Это было не только страхом, но и рождением души. Я впервые ощутил, что мои близкие способны защитить меня лишь от простых житейских тяжестей и что нужно какое-то свое, ни на кого не опирающееся мужество, чтобы не потерять себя в жизни. И когда это безотчетно — не в словах, а как то бывает у детей — сотворилось во мне, я словно расколол на куски зловещую чашу…
В Иркутске я проник и в скрытую жизнь отца, которая постоянно отрывала его от нас. Если бы я занимался вымыслом, я бы рассказал о том, как отец повел меня на стройку и как полонило мою детскую душу величие созидательного труда. Но я пишу лишь о том, что было на самом деле. Отец действительно взял меня однажды на стройку. Едва мы вышли из маленького, тряского автобуса на краю города, как хлынул дождь. Мы шли, накрывшись прорезиненным плащом отца, под ним было невыносимо душно и мокро, дождь просачивался в какие-то щели, холодный, припахивающий резиной. Ноги разъезжались на скользкой глине; прежде чем мы дошли, я несколько раз упал и по пояс вымазался в глине.

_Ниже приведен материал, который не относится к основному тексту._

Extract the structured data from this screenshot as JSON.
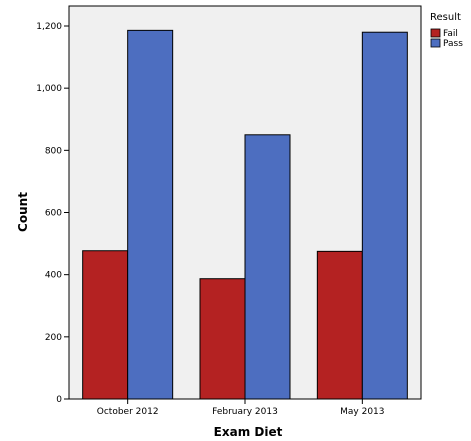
{
  "chart_data": {
    "type": "bar",
    "xlabel": "Exam Diet",
    "ylabel": "Count",
    "categories": [
      "October 2012",
      "February 2013",
      "May 2013"
    ],
    "series": [
      {
        "name": "Fail",
        "values": [
          477,
          387,
          475
        ],
        "color": "#b42222"
      },
      {
        "name": "Pass",
        "values": [
          1186,
          850,
          1180
        ],
        "color": "#4d6ec0"
      }
    ],
    "ylim": [
      0,
      1200
    ],
    "yticks": [
      0,
      200,
      400,
      600,
      800,
      1000,
      1200
    ],
    "ytick_labels": [
      "0",
      "200",
      "400",
      "600",
      "800",
      "1,000",
      "1,200"
    ],
    "legend": {
      "title": "Result",
      "placement": "top-right"
    },
    "grid": false,
    "plot_background": "#f0f0f0"
  }
}
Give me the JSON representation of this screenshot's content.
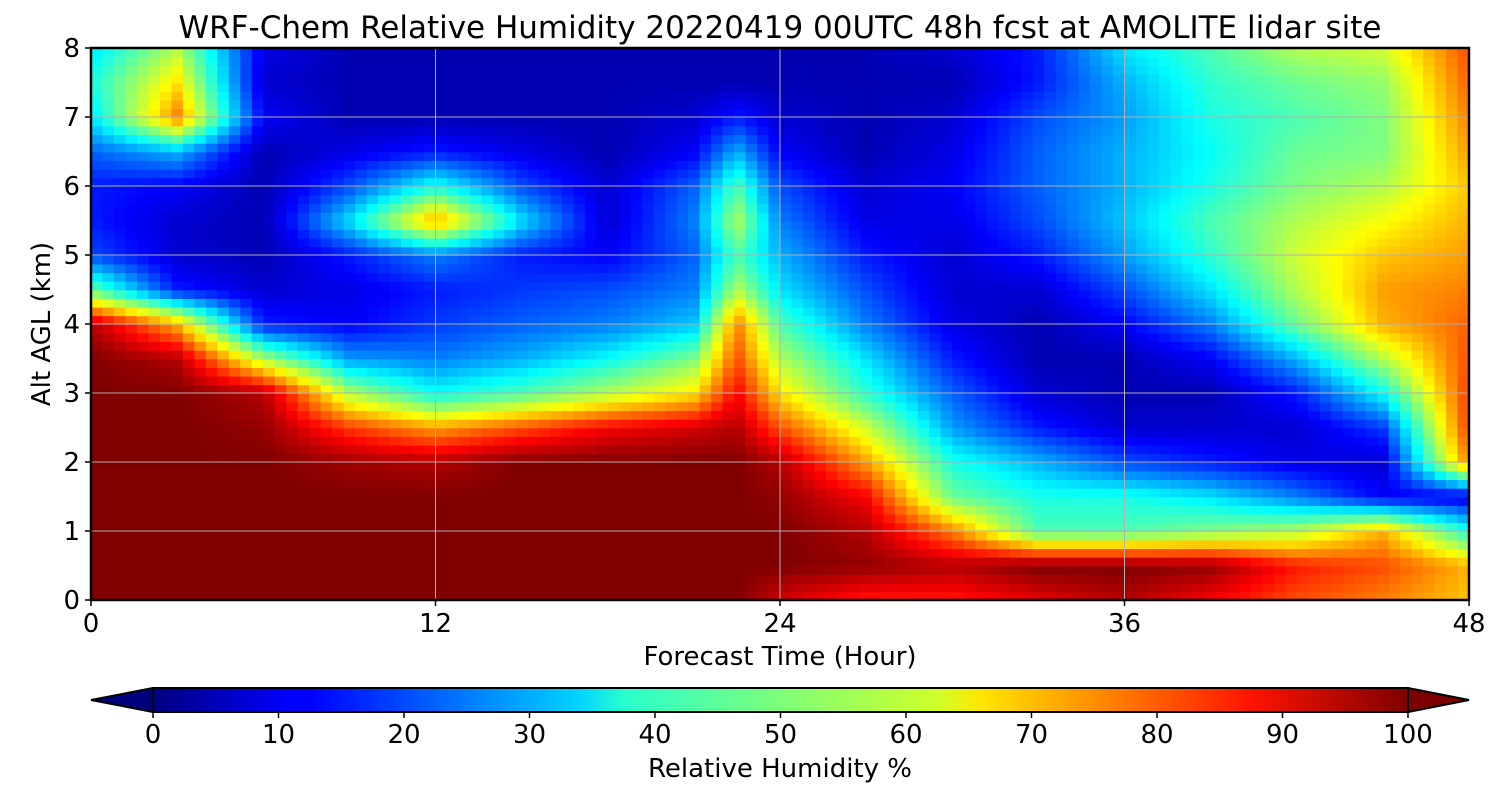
{
  "chart_data": {
    "type": "heatmap",
    "title": "WRF-Chem Relative Humidity 20220419 00UTC 48h fcst at AMOLITE lidar site",
    "xlabel": "Forecast Time (Hour)",
    "ylabel": "Alt AGL (km)",
    "xlim": [
      0,
      48
    ],
    "ylim": [
      0,
      8
    ],
    "xticks": [
      0,
      12,
      24,
      36,
      48
    ],
    "yticks": [
      0,
      1,
      2,
      3,
      4,
      5,
      6,
      7,
      8
    ],
    "grid": true,
    "colormap": "jet",
    "colorbar": {
      "label": "Relative Humidity %",
      "ticks": [
        0,
        10,
        20,
        30,
        40,
        50,
        60,
        70,
        80,
        90,
        100
      ],
      "range": [
        0,
        100
      ],
      "extend": "both",
      "orientation": "horizontal"
    },
    "x": [
      0,
      3,
      6,
      9,
      12,
      15,
      18,
      21,
      22.5,
      24,
      27,
      30,
      33,
      36,
      39,
      42,
      45,
      48
    ],
    "y": [
      0,
      0.5,
      1,
      1.5,
      2,
      2.5,
      3,
      3.5,
      4,
      4.5,
      5,
      5.5,
      6,
      6.5,
      7,
      7.5,
      8
    ],
    "z": [
      [
        100,
        100,
        100,
        100,
        100,
        100,
        100,
        100,
        100,
        92,
        85,
        85,
        90,
        95,
        88,
        80,
        75,
        68
      ],
      [
        100,
        100,
        100,
        100,
        100,
        100,
        100,
        100,
        100,
        100,
        98,
        95,
        100,
        100,
        98,
        85,
        80,
        70
      ],
      [
        100,
        100,
        100,
        100,
        100,
        100,
        100,
        100,
        100,
        100,
        95,
        75,
        45,
        45,
        50,
        55,
        70,
        40
      ],
      [
        100,
        100,
        100,
        100,
        100,
        100,
        100,
        100,
        100,
        98,
        88,
        48,
        40,
        40,
        35,
        25,
        12,
        10
      ],
      [
        100,
        100,
        100,
        97,
        95,
        100,
        100,
        100,
        100,
        95,
        72,
        40,
        30,
        20,
        15,
        10,
        8,
        75
      ],
      [
        100,
        100,
        98,
        82,
        72,
        80,
        88,
        92,
        95,
        80,
        58,
        28,
        15,
        8,
        8,
        8,
        18,
        82
      ],
      [
        100,
        100,
        95,
        55,
        38,
        45,
        55,
        65,
        88,
        65,
        42,
        22,
        8,
        5,
        5,
        15,
        38,
        82
      ],
      [
        100,
        95,
        55,
        28,
        25,
        30,
        38,
        50,
        80,
        55,
        35,
        15,
        5,
        5,
        12,
        30,
        55,
        80
      ],
      [
        95,
        70,
        15,
        12,
        18,
        22,
        25,
        32,
        75,
        45,
        25,
        10,
        5,
        12,
        25,
        48,
        70,
        78
      ],
      [
        48,
        15,
        8,
        10,
        15,
        18,
        20,
        25,
        55,
        35,
        20,
        8,
        8,
        20,
        35,
        55,
        72,
        75
      ],
      [
        20,
        8,
        5,
        15,
        25,
        15,
        12,
        22,
        45,
        30,
        15,
        8,
        15,
        28,
        42,
        58,
        68,
        72
      ],
      [
        15,
        8,
        5,
        35,
        72,
        35,
        8,
        25,
        55,
        25,
        10,
        10,
        20,
        32,
        45,
        55,
        62,
        70
      ],
      [
        15,
        12,
        5,
        20,
        40,
        20,
        8,
        22,
        45,
        20,
        8,
        12,
        22,
        30,
        40,
        50,
        55,
        68
      ],
      [
        22,
        30,
        5,
        10,
        15,
        10,
        5,
        12,
        30,
        12,
        5,
        10,
        22,
        30,
        38,
        48,
        50,
        72
      ],
      [
        35,
        75,
        12,
        5,
        5,
        5,
        5,
        8,
        15,
        8,
        5,
        8,
        20,
        28,
        40,
        45,
        50,
        75
      ],
      [
        40,
        65,
        8,
        5,
        5,
        5,
        5,
        5,
        5,
        5,
        5,
        5,
        15,
        30,
        42,
        48,
        52,
        78
      ],
      [
        35,
        55,
        10,
        5,
        5,
        5,
        5,
        5,
        5,
        5,
        5,
        8,
        15,
        35,
        45,
        55,
        58,
        80
      ]
    ]
  }
}
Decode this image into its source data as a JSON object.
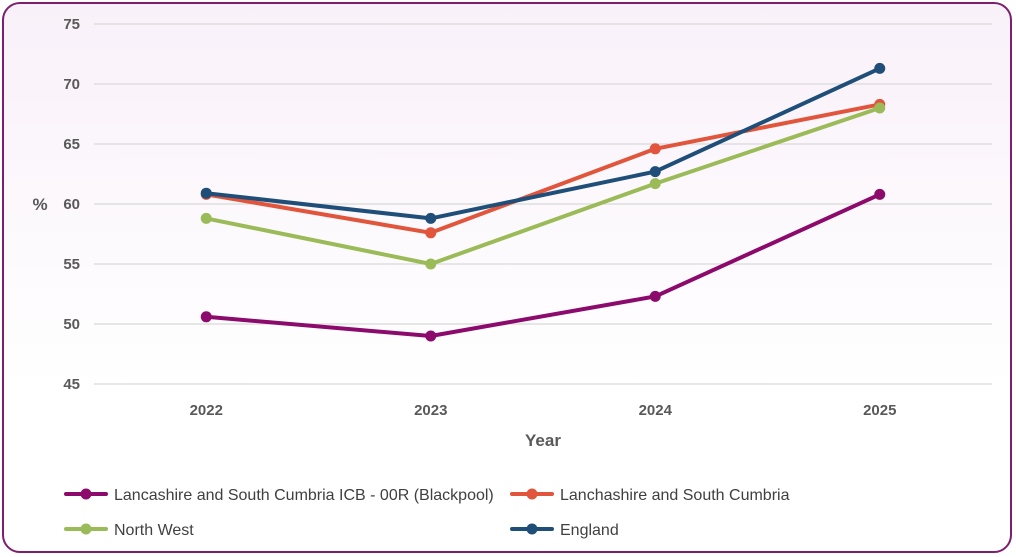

Перед нами был огромный рыжий котлован, на дне которого копошились люди и с воем буксовал грузовик. Понурые лошаденки, оскользаясь, с натугой тащили по мокрой глинистой дороге подводы, груженные камнем.
— Наша строительная площадка, — важно сказал отец.
Я недоверчиво посмотрел на него: в моем представлении строить полагалось вверх, а не вниз, возводить этажи, а не углубляться в землю. Отец и не думал шутить. Живо и заинтересованно глядел он в гигантскую мокрую яму, на копошащихся в ней муравьев. У меня ёкнуло сердце. А что, если отец натворил все это по неумению, ведь он отличался полным невежеством в самом обыденном: в цветах, голубях, почтовых марках и автомобилях. И, словно подтверждая мое тягостное предчувствие, кто-то окликнул отца низким, суровым голосом:
— Петрович, погодь!
Из-за края котлована появился огромный человечище, с заросшим рыжей щетиной лицом, брезентовая куртка разошлась в проймах на его широченных плечах, голову прикрывала зимняя шапка с вытертой лисьей опушкой. Сейчас все откроется: этот гигант вылез из ямы, чтобы призвать моего отца к ответу. В невольном жалком порыве приник я к отцу, пытаясь защитить его своим слабым телом. Но отец в своей беспечности не проявил никакого волнения. Спокойно протянул он руку гиганту и о чем-то спросил его.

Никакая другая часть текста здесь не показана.